Studierendengruppe zum Besuch im Archiv

28. Juli 2025 | |

Dieser Bericht aus dem Kreis der Besuchsgruppe des kirchengeschichtlichen Proseminars, das uns dieses Jahr besuchte, wurde uns freundlicherweise zur Verfügung gestellt. Wir danken dafür. Hier der Bericht:

Im Rahmen eines kirchengeschichtlichen Seminars besuchte eine Delegation Tübinger Theologiestudierender am 16. Juni das Evangelische Archiv Baden und Württemberg. Ziel des Besuchs war es, einen vertieften Einblick in die archivische Arbeit, den quellenkundigen Umgang und die Bedeutung kirchlicher Überlieferung zu erhalten. Die Führung begann im Lesesaal des Archivs, wo ein Archivar dieser Institution die grundlegenden Aufgaben und Strukturen der Einrichtung erläuterte. Das Evangelische Archiv Baden und Württemberg verwahrt die zentralen Überlieferungen der Evangelischen Landeskirche aus Baden und Württemberg und erfüllt damit eine unverzichtbare Funktion für Forschung, kirchliche Erinnerungskultur und Verwaltung. Ein erster Halt unserer Führung galt dem Nachlass des ehemaligen Landesbischofs Theophil Wurm, dessen Unterlagen sich über 19 laufende Regalmeter erstrecken. Es war beeindruckend, in einem Raum voller Akten einer einzigen Person zu stehen. Derartige Nachlässe sind in doppelter Hinsicht reizvoll: Einerseits dokumentieren sie die kirchengeschichtlichen Entwicklungen und die Spuren, die die betreffende Person hinterlassen hat, andererseits auch ihre persönliche Frömmigkeit.

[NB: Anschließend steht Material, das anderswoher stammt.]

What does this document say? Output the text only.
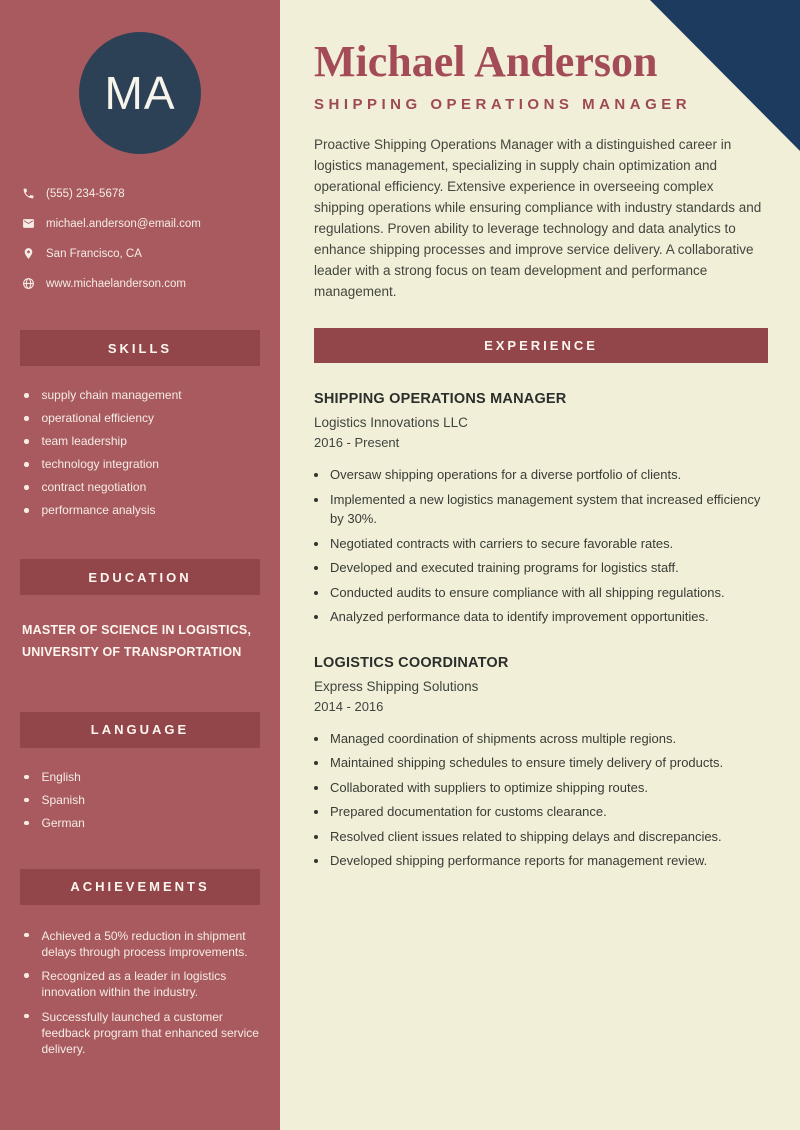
MA
(555) 234-5678
michael.anderson@email.com
San Francisco, CA
www.michaelanderson.com
SKILLS
supply chain management
operational efficiency
team leadership
technology integration
contract negotiation
performance analysis
EDUCATION
MASTER OF SCIENCE IN LOGISTICS, UNIVERSITY OF TRANSPORTATION
LANGUAGE
English
Spanish
German
ACHIEVEMENTS
Achieved a 50% reduction in shipment delays through process improvements.
Recognized as a leader in logistics innovation within the industry.
Successfully launched a customer feedback program that enhanced service delivery.
Michael Anderson
SHIPPING OPERATIONS MANAGER

Proactive Shipping Operations Manager with a distinguished career in logistics management, specializing in supply chain optimization and operational efficiency. Extensive experience in overseeing complex shipping operations while ensuring compliance with industry standards and regulations. Proven ability to leverage technology and data analytics to enhance shipping processes and improve service delivery. A collaborative leader with a strong focus on team development and performance management.

EXPERIENCE
SHIPPING OPERATIONS MANAGER
Logistics Innovations LLC
2016 - Present
Oversaw shipping operations for a diverse portfolio of clients.
Implemented a new logistics management system that increased efficiency by 30%.
Negotiated contracts with carriers to secure favorable rates.
Developed and executed training programs for logistics staff.
Conducted audits to ensure compliance with all shipping regulations.
Analyzed performance data to identify improvement opportunities.
LOGISTICS COORDINATOR
Express Shipping Solutions
2014 - 2016
Managed coordination of shipments across multiple regions.
Maintained shipping schedules to ensure timely delivery of products.
Collaborated with suppliers to optimize shipping routes.
Prepared documentation for customs clearance.
Resolved client issues related to shipping delays and discrepancies.
Developed shipping performance reports for management review.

Die Frage, wann Geschichte beginnt und was als archivwürdig gilt, wurde im Zusammenhang mit dem sogenannten Aktenplan thematisiert – einem Hilfsmittel zur systematischen Erfassung und Bewertung von Dokumenten. Eindrucksvoll war dabei die Vielfalt der im Archiv aufbewahrten Objekte. Neben schriftlichen Quellen werden in der dem Archiv angeschlossenen Abteilung Museale Sammlung nämlich auch Koffer, Möbelstücke und Bilder als aussagekräftige Gegenstände gelagert. Natürlich besitzen diese Gegenstände nicht den informativen Stellenwert schriftlicher Dokumente. Sie können jedoch als frömmigkeits- und alltagsgeschichtliches Abbild verstanden werden und ermöglichen einen weiteren Zugang zu historischer Empathie.

Die Einsicht in die württembergischen Kirchenbücher war besonders eindrucksvoll. Sie sind nicht nur für die historische Forschung, sondern auch für die individuelle Ahnenforschung von unschätzbarem Wert. Die Erkenntnis, dass sich der eigene Lebensweg über Generationen hinweg in diesen Dokumenten nachvollziehen lässt, löste ein tiefes Gefühl der Verbundenheit und Verwurzelung aus. Im Rahmen des Besuchs wurde auch auf die Herausforderungen der Digitalisierung hingewiesen. Mit dem Neubau dreier Magazine, der Auflösung des badischen Archivs und der Ausweitung des Online-Angebots steht das Archiv vor einer enormen Aufgabe, die jedoch auch neue Möglichkeiten der Zugänglichkeit eröffnet.